萧宴临的酒馆也被迫停业,他和沈曦一起,帮助沐黎救治百姓。可瘟疫的传染性极强,他们虽然努力救治,却还是有很多百姓死去。小芜则在云瑶的指导下,努力修炼法术,希望能早日拥有保护江珩的力量。
沐黎看着城中的景象,心中满是自责。她觉得,如果当初自己能早点阻止清玥,或许就不会发生这一切。云瑶看着沐黎,轻声安慰道:“这不是你的错,是宿命。南栖玥的牺牲,至少保住了灵脉,保住了江珩城的根基。只要我们齐心协力,一定能度过这次难关。”
可难关并没有那么容易度过。瘟疫还没控制住,天界和魔界的矛盾又爆发了。灵脉的波动影响了三界的结界,天界和魔界的边界出现了裂缝,双方的士兵在边界不断发生冲突,战争一触即发。
云瑶不得不返回天界,协助天帝处理边界的事情。
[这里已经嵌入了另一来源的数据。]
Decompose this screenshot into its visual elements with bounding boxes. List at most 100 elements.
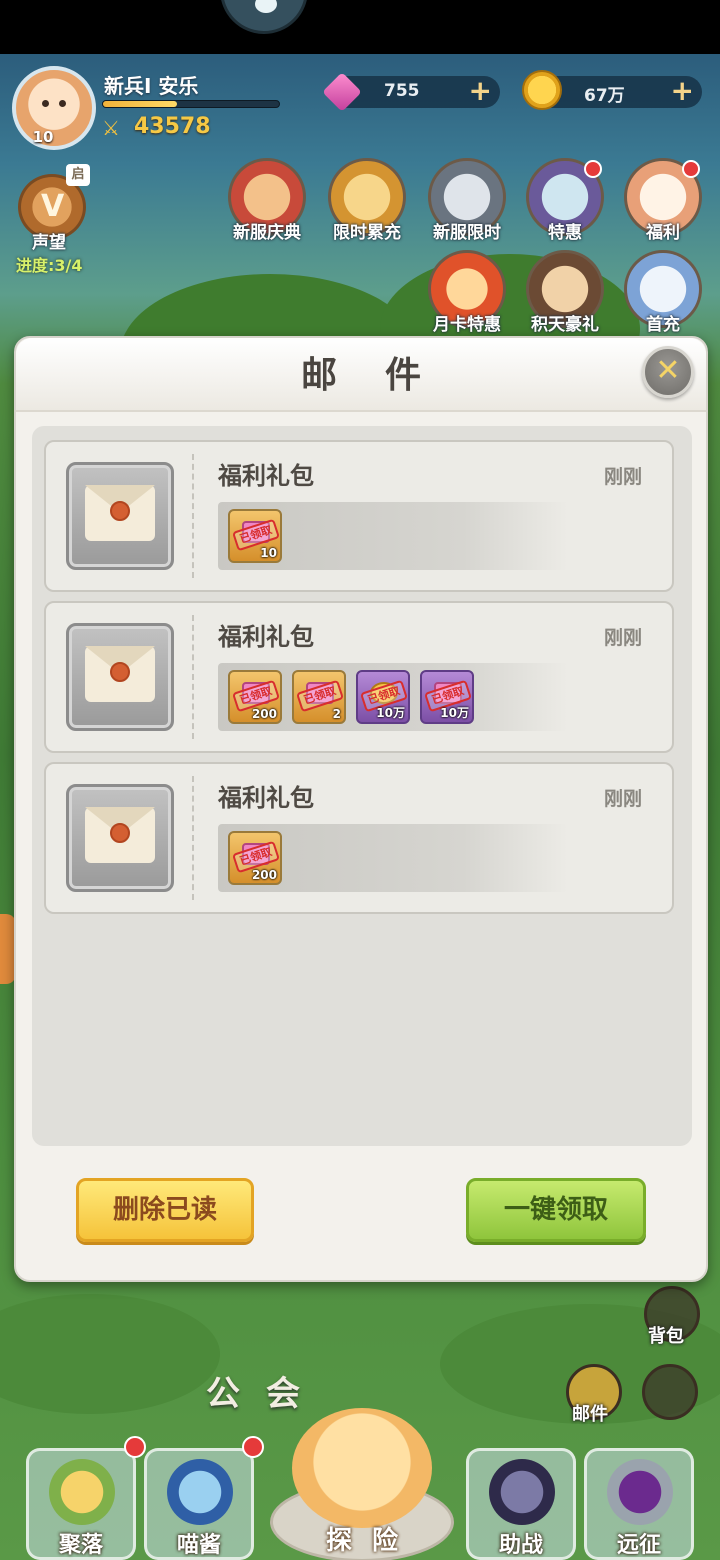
mail-dialog-title: 邮件 — [300, 355, 469, 396]
activity-label: 福利 — [646, 223, 680, 243]
smiling-cat-icon — [292, 1408, 432, 1528]
activity-label: 月卡特惠 — [433, 315, 501, 335]
coin-icon — [522, 70, 562, 110]
reward-quantity: 2 — [332, 707, 341, 721]
mail-label: 邮件 — [572, 1404, 608, 1425]
nav-tab-cats[interactable]: 喵酱 — [144, 1448, 254, 1560]
activity-welfare[interactable]: 福利 — [618, 158, 708, 250]
envelope-icon — [85, 485, 155, 541]
prestige-button[interactable]: 启 声望 进度:3/4 — [14, 162, 94, 275]
add-gems-button[interactable]: + — [469, 76, 492, 106]
activity-limited-recharge[interactable]: 限时累充 — [322, 158, 412, 250]
portal-icon — [607, 1459, 673, 1525]
nav-tab-expedition[interactable]: 远征 — [584, 1448, 694, 1560]
activity-label: 积天豪礼 — [531, 315, 599, 335]
activity-label: 特惠 — [548, 223, 582, 243]
xp-bar — [102, 100, 280, 108]
black-cat-icon — [489, 1459, 555, 1525]
reward-quantity: 200 — [251, 868, 277, 882]
divider — [192, 776, 194, 900]
gem-amount: 755 — [384, 81, 420, 101]
envelope-icon — [85, 807, 155, 863]
divider — [192, 454, 194, 578]
mail-time: 刚刚 — [604, 466, 643, 488]
nav-tab-explore[interactable]: 探险 — [270, 1408, 454, 1560]
cat-face-icon — [38, 98, 70, 118]
mail-item[interactable]: 福利礼包 刚刚 已领取 200 已领取 2 已领取 10万 已领取 10万 — [44, 601, 674, 753]
crossed-swords-icon: ⚔ — [102, 116, 120, 140]
wax-seal-icon — [110, 662, 130, 682]
envelope-icon — [85, 646, 155, 702]
activity-server-celebration[interactable]: 新服庆典 — [222, 158, 312, 250]
wax-seal-icon — [110, 501, 130, 521]
coin-amount: 67万 — [584, 86, 625, 106]
activity-label: 新服庆典 — [233, 223, 301, 243]
activity-special-offer[interactable]: 特惠 — [520, 158, 610, 250]
mail-time: 刚刚 — [604, 627, 643, 649]
mail-title: 福利礼包 — [218, 462, 314, 490]
reward-item[interactable]: 已领取 200 — [228, 831, 282, 885]
reward-quantity: 10万 — [376, 706, 405, 720]
nav-tab-label: 聚落 — [58, 1533, 103, 1558]
reward-item[interactable]: 已领取 10万 — [420, 670, 474, 724]
add-coins-button[interactable]: + — [671, 76, 694, 106]
nav-tab-label: 喵酱 — [176, 1533, 221, 1558]
mail-title: 福利礼包 — [218, 784, 314, 812]
notification-dot — [242, 1436, 264, 1458]
mail-dialog-header: 邮件 ✕ — [16, 338, 706, 412]
prestige-progress: 进度:3/4 — [16, 256, 83, 275]
mail-time: 刚刚 — [604, 788, 643, 810]
mail-item[interactable]: 福利礼包 刚刚 已领取 200 — [44, 762, 674, 914]
xp-bar-fill — [103, 101, 177, 107]
mail-icon-frame — [66, 784, 174, 892]
reward-item[interactable]: 已领取 2 — [292, 670, 346, 724]
reward-item[interactable]: 已领取 10 — [228, 509, 282, 563]
notification-dot — [584, 160, 602, 178]
activity-label: 限时累充 — [333, 223, 401, 243]
refresh-icon[interactable] — [642, 1364, 698, 1420]
close-icon: ✕ — [655, 353, 681, 388]
claim-all-button[interactable]: 一键领取 — [466, 1178, 646, 1242]
notification-dot — [124, 1436, 146, 1458]
mail-item[interactable]: 福利礼包 刚刚 已领取 10 — [44, 440, 674, 592]
reward-item[interactable]: 已领取 200 — [228, 670, 282, 724]
reward-item[interactable]: 已领取 10万 — [356, 670, 410, 724]
notification-dot — [682, 160, 700, 178]
reward-strip: 已领取 10 — [218, 502, 568, 570]
activity-daily-gifts[interactable]: 积天豪礼 — [520, 250, 610, 342]
reward-quantity: 10 — [260, 546, 277, 560]
hero-cat-icon — [167, 1459, 233, 1525]
divider — [192, 615, 194, 739]
nav-tab-label: 助战 — [498, 1533, 543, 1558]
reward-strip: 已领取 200 — [218, 824, 568, 892]
mail-icon-frame — [66, 623, 174, 731]
player-name: 新兵I 安乐 — [104, 74, 199, 98]
mail-dialog: 邮件 ✕ 福利礼包 刚刚 已领取 10 福利礼包 刚刚 已领取 200 已领取 … — [14, 336, 708, 1282]
reward-quantity: 10万 — [440, 706, 469, 720]
backpack-label: 背包 — [648, 1326, 684, 1347]
reward-quantity: 200 — [251, 707, 277, 721]
mail-list: 福利礼包 刚刚 已领取 10 福利礼包 刚刚 已领取 200 已领取 2 已领取… — [32, 426, 692, 1146]
activity-monthly-card[interactable]: 月卡特惠 — [422, 250, 512, 342]
activity-first-recharge[interactable]: 首充 — [618, 250, 708, 342]
nav-tab-assist[interactable]: 助战 — [466, 1448, 576, 1560]
delete-read-button[interactable]: 删除已读 — [76, 1178, 254, 1242]
combat-power: 43578 — [134, 114, 211, 139]
prestige-label: 声望 — [32, 233, 66, 253]
prestige-tag: 启 — [66, 164, 90, 186]
activity-label: 新服限时 — [433, 223, 501, 243]
mail-icon-frame — [66, 462, 174, 570]
scenery-hill — [0, 1294, 220, 1414]
reward-strip: 已领取 200 已领取 2 已领取 10万 已领取 10万 — [218, 663, 568, 731]
settlement-hut-icon — [49, 1459, 115, 1525]
nav-tab-label: 探险 — [325, 1526, 418, 1556]
mail-title: 福利礼包 — [218, 623, 314, 651]
player-level: 10 — [32, 128, 54, 146]
activity-label: 首充 — [646, 315, 680, 335]
status-bar — [0, 0, 720, 54]
close-button[interactable]: ✕ — [642, 346, 694, 398]
wax-seal-icon — [110, 823, 130, 843]
camera-notch-icon — [220, 0, 308, 34]
activity-server-limited[interactable]: 新服限时 — [422, 158, 512, 250]
nav-tab-settlement[interactable]: 聚落 — [26, 1448, 136, 1560]
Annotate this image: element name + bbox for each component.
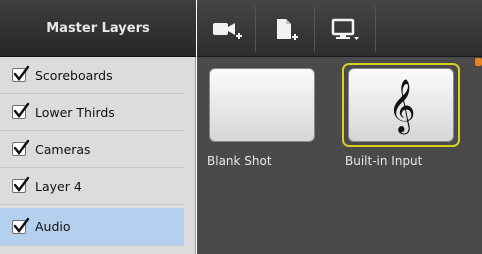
toolbar-divider	[314, 6, 315, 52]
toolbar-divider	[255, 6, 256, 52]
checkmark-icon	[13, 139, 30, 155]
shot-label: Built-in Input	[345, 154, 423, 168]
layers-sidebar: Master Layers Scoreboards Lower Thirds C…	[0, 0, 196, 254]
layer-label: Audio	[35, 219, 71, 234]
shot-thumbnail	[209, 68, 315, 142]
checkmark-icon	[13, 217, 30, 233]
layer-checkbox[interactable]	[12, 176, 30, 193]
add-camera-icon	[213, 23, 242, 39]
layer-label: Layer 4	[35, 178, 82, 194]
layer-checkbox[interactable]	[12, 139, 30, 156]
shot-blank[interactable]	[203, 63, 321, 147]
layer-label: Cameras	[35, 141, 91, 157]
add-camera-button[interactable]	[203, 8, 251, 52]
layer-checkbox[interactable]	[12, 102, 30, 119]
checkmark-icon	[13, 102, 30, 118]
checkmark-icon	[13, 65, 30, 81]
treble-clef-icon: 𝄞	[388, 78, 415, 134]
layer-item-lower-thirds[interactable]: Lower Thirds	[0, 94, 184, 131]
add-document-button[interactable]	[261, 8, 309, 52]
shot-thumbnail: 𝄞	[348, 68, 454, 142]
layer-label: Lower Thirds	[35, 104, 115, 120]
shot-built-in-input[interactable]: 𝄞	[342, 63, 460, 147]
sidebar-header: Master Layers	[0, 0, 196, 57]
shot-label: Blank Shot	[207, 154, 272, 168]
toolbar-divider	[375, 6, 376, 52]
toolbar	[197, 0, 482, 57]
alert-marker	[475, 58, 482, 66]
display-menu-button[interactable]	[321, 8, 369, 52]
layer-item-cameras[interactable]: Cameras	[0, 131, 184, 168]
layer-checkbox[interactable]	[12, 65, 30, 82]
layer-item-layer-4[interactable]: Layer 4	[0, 168, 184, 205]
layer-item-audio[interactable]: Audio	[0, 208, 184, 246]
sidebar-title: Master Layers	[46, 20, 150, 36]
checkmark-icon	[13, 176, 30, 192]
shots-panel: Blank Shot 𝄞 Built-in Input	[197, 0, 482, 254]
layer-item-scoreboards[interactable]: Scoreboards	[0, 57, 184, 94]
add-document-icon	[277, 19, 298, 40]
display-menu-icon	[331, 18, 359, 40]
layer-label: Scoreboards	[35, 67, 113, 83]
layer-checkbox[interactable]	[12, 217, 30, 234]
svg-text:𝄞: 𝄞	[388, 78, 415, 134]
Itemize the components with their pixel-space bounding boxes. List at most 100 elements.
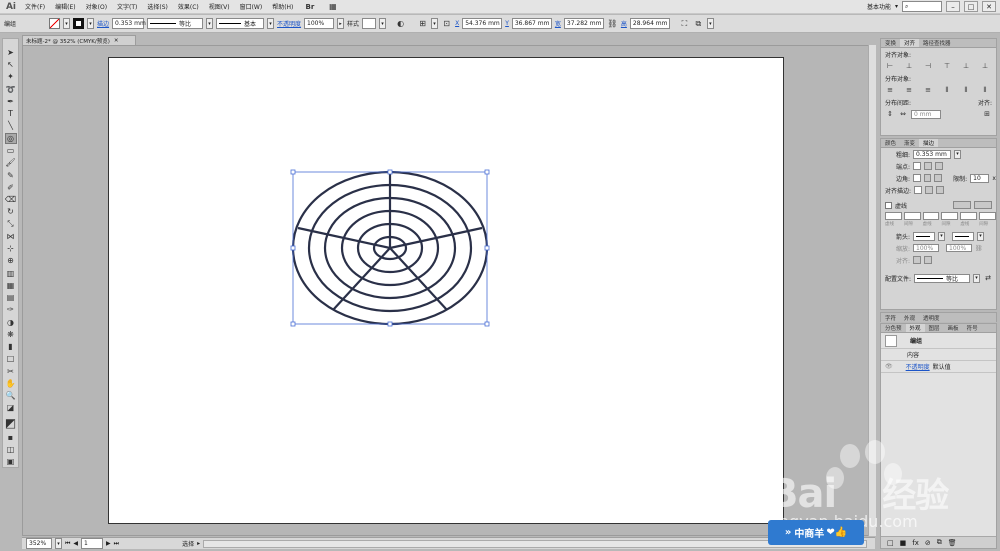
workspace-dropdown-icon[interactable]: ▾ (895, 3, 898, 10)
tab-character[interactable]: 字符 (881, 313, 900, 322)
hand-tool-icon[interactable]: ✋ (5, 378, 17, 389)
gradient-tool-icon[interactable]: ▤ (5, 292, 17, 303)
screen-mode-icon[interactable]: ▣ (5, 456, 17, 467)
distribute-top-icon[interactable]: ≡ (885, 85, 895, 95)
arrow-scale-start[interactable]: 100% (913, 244, 940, 252)
slice-tool-icon[interactable]: ✂ (5, 366, 17, 377)
menu-help[interactable]: 帮助(H) (267, 2, 298, 11)
profile-field[interactable]: 等比 (914, 273, 971, 283)
weight-dropdown-icon[interactable]: ▾ (954, 149, 962, 159)
minimize-button[interactable]: – (946, 1, 960, 12)
paintbrush-tool-icon[interactable]: 🖌 (5, 158, 17, 169)
direct-selection-tool-icon[interactable]: ↖ (5, 59, 17, 70)
align-to-selection-icon[interactable]: ⊞ (982, 109, 992, 119)
pen-tool-icon[interactable]: ✒ (5, 96, 17, 107)
dash-field-1[interactable] (885, 211, 902, 220)
graphic-style-swatch[interactable] (362, 18, 377, 29)
align-right-icon[interactable]: ⊣ (923, 61, 933, 71)
align-stroke-center-icon[interactable] (914, 186, 923, 194)
maximize-button[interactable]: □ (964, 1, 978, 12)
align-dropdown-icon[interactable]: ▾ (431, 18, 439, 29)
projecting-cap-icon[interactable] (935, 162, 944, 170)
tab-symbols[interactable]: 符号 (963, 324, 982, 332)
miter-join-icon[interactable] (913, 174, 921, 182)
link-proportions-icon[interactable]: ⛓ (607, 18, 618, 29)
arrowhead-end-dropdown-icon[interactable]: ▾ (977, 231, 985, 241)
dash-align-icon[interactable] (974, 201, 992, 209)
stroke-label-link[interactable]: 描边 (97, 19, 109, 28)
last-artboard-icon[interactable]: ⏭ (114, 540, 119, 548)
opacity-label-link[interactable]: 不透明度 (277, 19, 301, 28)
search-field[interactable]: ⌕ (902, 1, 942, 12)
tab-separations-preview[interactable]: 分色预 (881, 324, 906, 332)
artboard-number-field[interactable]: 1 (81, 538, 104, 549)
tab-appearance[interactable]: 外观 (905, 324, 925, 332)
type-tool-icon[interactable]: T (5, 108, 17, 119)
menu-file[interactable]: 文件(F) (20, 2, 50, 11)
round-cap-icon[interactable] (924, 162, 933, 170)
brush-dropdown-icon[interactable]: ▾ (267, 18, 275, 29)
opacity-field[interactable]: 100% (304, 18, 335, 29)
brush-definition[interactable]: 基本 (216, 18, 265, 29)
mesh-tool-icon[interactable]: ▦ (5, 280, 17, 291)
align-options-icon[interactable]: ⊞ (417, 18, 428, 29)
close-button[interactable]: ✕ (982, 1, 996, 12)
document-tab[interactable]: 未标题-2* @ 352% (CMYK/预览) ✕ (22, 35, 136, 45)
scale-tool-icon[interactable]: ⤡ (5, 219, 17, 230)
color-mode-icons[interactable]: ▪ (5, 432, 17, 443)
tab-transform[interactable]: 变换 (881, 39, 900, 47)
arrange-documents-icon[interactable]: ▦ (327, 1, 338, 12)
variable-width-profile[interactable]: 等比 (147, 18, 204, 29)
symbol-sprayer-tool-icon[interactable]: ❋ (5, 329, 17, 340)
align-stroke-outside-icon[interactable] (936, 186, 945, 194)
dash-preserve-icon[interactable] (953, 201, 971, 209)
tab-layers[interactable]: 图层 (925, 324, 944, 332)
first-artboard-icon[interactable]: ⏮ (65, 540, 70, 548)
width-field[interactable]: 37.282 mm (563, 18, 604, 29)
status-menu-icon[interactable]: ▸ (197, 540, 200, 547)
gap-field-2[interactable] (941, 211, 959, 220)
gap-field-1[interactable] (903, 211, 921, 220)
arrowhead-end[interactable] (952, 231, 975, 241)
menu-view[interactable]: 视图(V) (204, 2, 235, 11)
y-label[interactable]: Y (505, 20, 509, 27)
spacing-field[interactable]: 0 mm (911, 109, 941, 119)
menu-object[interactable]: 对象(O) (81, 2, 112, 11)
fill-dropdown-icon[interactable]: ▾ (63, 18, 71, 29)
perspective-grid-tool-icon[interactable]: ▥ (5, 268, 17, 279)
tab-stroke[interactable]: 描边 (919, 139, 939, 147)
align-bottom-icon[interactable]: ⊥ (980, 61, 990, 71)
align-hcenter-icon[interactable]: ⊥ (904, 61, 914, 71)
profile-dropdown-icon[interactable]: ▾ (206, 18, 214, 29)
arrowhead-start-dropdown-icon[interactable]: ▾ (938, 231, 946, 241)
eraser-tool-icon[interactable]: ⌫ (5, 194, 17, 205)
distribute-right-icon[interactable]: ⫴ (980, 85, 990, 95)
dashed-checkbox[interactable] (885, 201, 892, 209)
align-left-icon[interactable]: ⊢ (885, 61, 895, 71)
reference-point-icon[interactable]: ⊡ (441, 18, 452, 29)
magic-wand-tool-icon[interactable]: ✦ (5, 72, 17, 83)
eyedropper-tool-icon[interactable]: ✑ (5, 305, 17, 316)
menu-edit[interactable]: 编辑(E) (50, 2, 80, 11)
polar-grid-artwork[interactable] (280, 162, 500, 334)
fill-swatch[interactable] (49, 18, 61, 29)
round-join-icon[interactable] (923, 174, 932, 182)
width-label[interactable]: 宽 (555, 19, 561, 28)
zoom-tool-icon[interactable]: 🔍 (5, 390, 17, 401)
distribute-hcenter-icon[interactable]: ⫴ (961, 85, 971, 95)
profile-panel-dropdown-icon[interactable]: ▾ (973, 273, 981, 283)
selection-tool-icon[interactable]: ➤ (5, 47, 17, 58)
pencil-tool-icon[interactable]: ✎ (5, 170, 17, 181)
prev-artboard-icon[interactable]: ◀ (73, 540, 78, 547)
menu-type[interactable]: 文字(T) (112, 2, 142, 11)
transform-icon[interactable]: ⛶ (679, 18, 690, 29)
blob-brush-tool-icon[interactable]: ✐ (5, 182, 17, 193)
stroke-swatch[interactable] (73, 18, 85, 29)
artboard-tool-icon[interactable]: □ (5, 354, 17, 365)
drawing-mode-icon[interactable]: ◫ (5, 444, 17, 455)
arrow-place-icon[interactable] (924, 256, 933, 264)
height-field[interactable]: 28.964 mm (629, 18, 670, 29)
tab-pathfinder[interactable]: 路径查找器 (919, 39, 955, 47)
tab-gradient[interactable]: 渐变 (900, 139, 919, 147)
tab-color[interactable]: 颜色 (881, 139, 900, 147)
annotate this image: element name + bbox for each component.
临走前,她将一枚天界的玉佩交给沐黎:“如果遇到无法解决的困难,就捏碎这枚玉佩,我会尽快赶来。”
云瑶走后,江珩城的情况更加糟糕。瘟疫越来越严重,城中的粮食也渐渐短缺。萧宴临和沈曦不得不冒险出城寻找药材和粮食,却在途中遇到了魔界的士兵。双方发生了激烈的冲突,萧宴临为了保护沈曦,身受重伤。